Un ruolo tutto da definire, ma che sicuramente lo porrà al centro della società, a capo di progetti dalle altissime aspettative e ambizioni. «Avrò un ruolo centrale in società insieme al responsabile tecnico Michele Vecerina. Persona dalle doti tecniche e umane incredibili. Sarò responsabile del minibasket e mi occuperò delle giovanili come capo allenatore. Stiamo ancora ultimando lo staff, e solo in quel momento avremo ben chiaro quali squadre assegnarci. Ogni squadra ha le sue necessità e cercheremo di trovare loro la giusta figura di riferimento. Inoltre, la collaborazione con College Borgomanero, sarà un’opportunità di crescita in più sia per me che per i ragazzi».
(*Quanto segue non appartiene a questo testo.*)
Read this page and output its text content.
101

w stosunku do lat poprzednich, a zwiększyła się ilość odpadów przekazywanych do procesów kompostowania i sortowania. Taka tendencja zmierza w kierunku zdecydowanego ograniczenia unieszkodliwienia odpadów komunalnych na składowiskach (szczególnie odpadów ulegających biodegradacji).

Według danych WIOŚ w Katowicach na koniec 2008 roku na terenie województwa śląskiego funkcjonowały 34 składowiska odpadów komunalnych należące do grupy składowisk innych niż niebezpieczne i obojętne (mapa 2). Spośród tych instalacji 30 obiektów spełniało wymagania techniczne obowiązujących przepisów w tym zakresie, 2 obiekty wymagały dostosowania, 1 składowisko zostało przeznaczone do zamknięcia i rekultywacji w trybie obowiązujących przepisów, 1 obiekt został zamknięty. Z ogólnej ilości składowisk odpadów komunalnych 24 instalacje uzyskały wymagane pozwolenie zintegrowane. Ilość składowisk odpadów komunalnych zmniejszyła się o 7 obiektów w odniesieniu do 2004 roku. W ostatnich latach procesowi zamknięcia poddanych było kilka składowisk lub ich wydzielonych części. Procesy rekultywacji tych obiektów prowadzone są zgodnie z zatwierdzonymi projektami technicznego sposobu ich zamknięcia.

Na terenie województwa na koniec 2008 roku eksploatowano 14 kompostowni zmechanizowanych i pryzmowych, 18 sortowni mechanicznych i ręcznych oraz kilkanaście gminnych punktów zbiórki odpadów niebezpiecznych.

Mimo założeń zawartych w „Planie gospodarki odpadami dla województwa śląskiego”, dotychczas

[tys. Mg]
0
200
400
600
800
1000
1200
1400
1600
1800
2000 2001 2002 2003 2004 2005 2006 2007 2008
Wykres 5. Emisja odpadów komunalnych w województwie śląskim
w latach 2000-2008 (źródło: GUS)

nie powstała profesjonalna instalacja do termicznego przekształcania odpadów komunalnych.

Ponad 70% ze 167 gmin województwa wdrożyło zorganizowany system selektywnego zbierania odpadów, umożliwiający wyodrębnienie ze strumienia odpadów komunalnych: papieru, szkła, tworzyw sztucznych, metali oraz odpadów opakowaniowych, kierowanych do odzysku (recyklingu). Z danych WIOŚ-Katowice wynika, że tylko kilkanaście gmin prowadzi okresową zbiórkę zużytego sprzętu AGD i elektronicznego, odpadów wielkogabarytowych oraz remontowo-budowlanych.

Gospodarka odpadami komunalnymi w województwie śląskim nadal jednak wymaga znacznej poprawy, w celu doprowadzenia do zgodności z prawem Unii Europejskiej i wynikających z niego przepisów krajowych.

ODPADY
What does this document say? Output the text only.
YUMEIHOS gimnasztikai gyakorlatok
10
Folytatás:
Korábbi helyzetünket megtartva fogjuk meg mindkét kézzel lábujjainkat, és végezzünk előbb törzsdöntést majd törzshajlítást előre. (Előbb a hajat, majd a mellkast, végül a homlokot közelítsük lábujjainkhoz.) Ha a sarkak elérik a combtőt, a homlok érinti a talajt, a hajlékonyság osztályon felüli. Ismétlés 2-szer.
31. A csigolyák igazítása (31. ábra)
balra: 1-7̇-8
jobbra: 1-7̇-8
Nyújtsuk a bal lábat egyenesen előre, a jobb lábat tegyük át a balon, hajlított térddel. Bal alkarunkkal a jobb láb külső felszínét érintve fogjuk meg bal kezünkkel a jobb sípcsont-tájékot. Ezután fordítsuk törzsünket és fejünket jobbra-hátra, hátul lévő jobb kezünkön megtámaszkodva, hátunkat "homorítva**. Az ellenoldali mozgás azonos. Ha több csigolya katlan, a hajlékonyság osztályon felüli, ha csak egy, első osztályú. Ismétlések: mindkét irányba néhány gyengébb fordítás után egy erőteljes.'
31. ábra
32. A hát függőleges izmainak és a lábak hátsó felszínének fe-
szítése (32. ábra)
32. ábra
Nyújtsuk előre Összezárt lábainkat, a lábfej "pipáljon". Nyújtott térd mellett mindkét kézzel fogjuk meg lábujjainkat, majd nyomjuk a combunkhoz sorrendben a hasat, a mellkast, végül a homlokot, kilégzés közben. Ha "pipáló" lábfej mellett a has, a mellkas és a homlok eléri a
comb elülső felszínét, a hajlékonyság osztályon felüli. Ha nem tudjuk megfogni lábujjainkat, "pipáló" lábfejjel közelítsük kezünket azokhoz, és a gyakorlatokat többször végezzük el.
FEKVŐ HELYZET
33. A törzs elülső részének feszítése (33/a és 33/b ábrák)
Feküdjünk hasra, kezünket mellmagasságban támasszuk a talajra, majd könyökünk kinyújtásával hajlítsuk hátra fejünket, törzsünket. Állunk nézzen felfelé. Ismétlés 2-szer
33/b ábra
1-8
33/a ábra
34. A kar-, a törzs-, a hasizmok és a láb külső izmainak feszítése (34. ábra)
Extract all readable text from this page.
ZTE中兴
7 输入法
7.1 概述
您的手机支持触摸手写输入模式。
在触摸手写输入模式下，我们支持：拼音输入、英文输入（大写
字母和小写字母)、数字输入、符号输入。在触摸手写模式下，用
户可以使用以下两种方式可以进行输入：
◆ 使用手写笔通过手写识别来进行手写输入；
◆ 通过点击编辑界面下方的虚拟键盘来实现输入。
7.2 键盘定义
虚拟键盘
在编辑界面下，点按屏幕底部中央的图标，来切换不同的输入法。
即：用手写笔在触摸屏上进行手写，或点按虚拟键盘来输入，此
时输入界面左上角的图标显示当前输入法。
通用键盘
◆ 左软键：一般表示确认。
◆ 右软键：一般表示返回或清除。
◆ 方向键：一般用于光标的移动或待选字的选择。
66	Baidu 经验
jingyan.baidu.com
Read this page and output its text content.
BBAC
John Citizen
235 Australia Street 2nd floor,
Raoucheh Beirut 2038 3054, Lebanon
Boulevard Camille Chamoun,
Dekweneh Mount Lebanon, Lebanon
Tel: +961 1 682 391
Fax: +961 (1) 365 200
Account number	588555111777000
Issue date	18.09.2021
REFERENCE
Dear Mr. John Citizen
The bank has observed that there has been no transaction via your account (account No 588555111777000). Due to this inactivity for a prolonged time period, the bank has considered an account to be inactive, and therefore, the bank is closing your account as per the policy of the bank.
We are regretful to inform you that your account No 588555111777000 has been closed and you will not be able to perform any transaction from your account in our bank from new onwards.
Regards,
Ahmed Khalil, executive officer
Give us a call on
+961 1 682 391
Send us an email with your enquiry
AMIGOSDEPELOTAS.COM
Una decisione non banale quella presa dall’ex coach di Wolf (tra le altre). Lasciare le proprie certezze e partire verso l’ignoto non è mai una scelta semplice da prendere. Ma grazie all’aiuto di chi lo conosce meglio di tutti, Simone non ha avuto dubbi. «Grazie anche all’aiuto di Giulia, una persona molto importante per me, ho deciso il da farsi. Mi ha sempre sostenuto e fatto capire che la strada giusta da seguire era questa. Qui si tratta di lasciare tutto e andare in una regione dove la pallacanestro ha altre politiche e una mentalità differente. Quindi per me sarà un’avventura da vivere giorno dopo giorno».
Anche se ad oggi i punti interrogativi sono tanti, Simone ha un unico obiettivo ben fissato davanti a se, e conosce bene la strada per raggiungerlo. «Mi metterò a disposizione della società il più possibile. Ho voglia di crescere e ampliare il mio bagaglio. Voglio fare un lavoro super. Le strutture sono ottime, la dirigenza anche, e i ragazzi hanno una dedizione al lavoro e volontà di crescere fuori dal comune. Tengono alla propria maglia e alla palla a spicchi. Mi aspetto di scoprire un basket differente. Ripartirò da zero portandomi dietro tutto quello che ho appreso negli anni. Metterò in discussione me stesso e le mie capacità. Voglio inserirmi fin da subito in società e in generale nella città di Novara. Capire il loro stile di vita e le loro abitudini. Ho fame di conoscenza. Porterò con me uno zaino vuoto dove infilerò tutto ciò che imparerò da chiunque mi capiti davanti».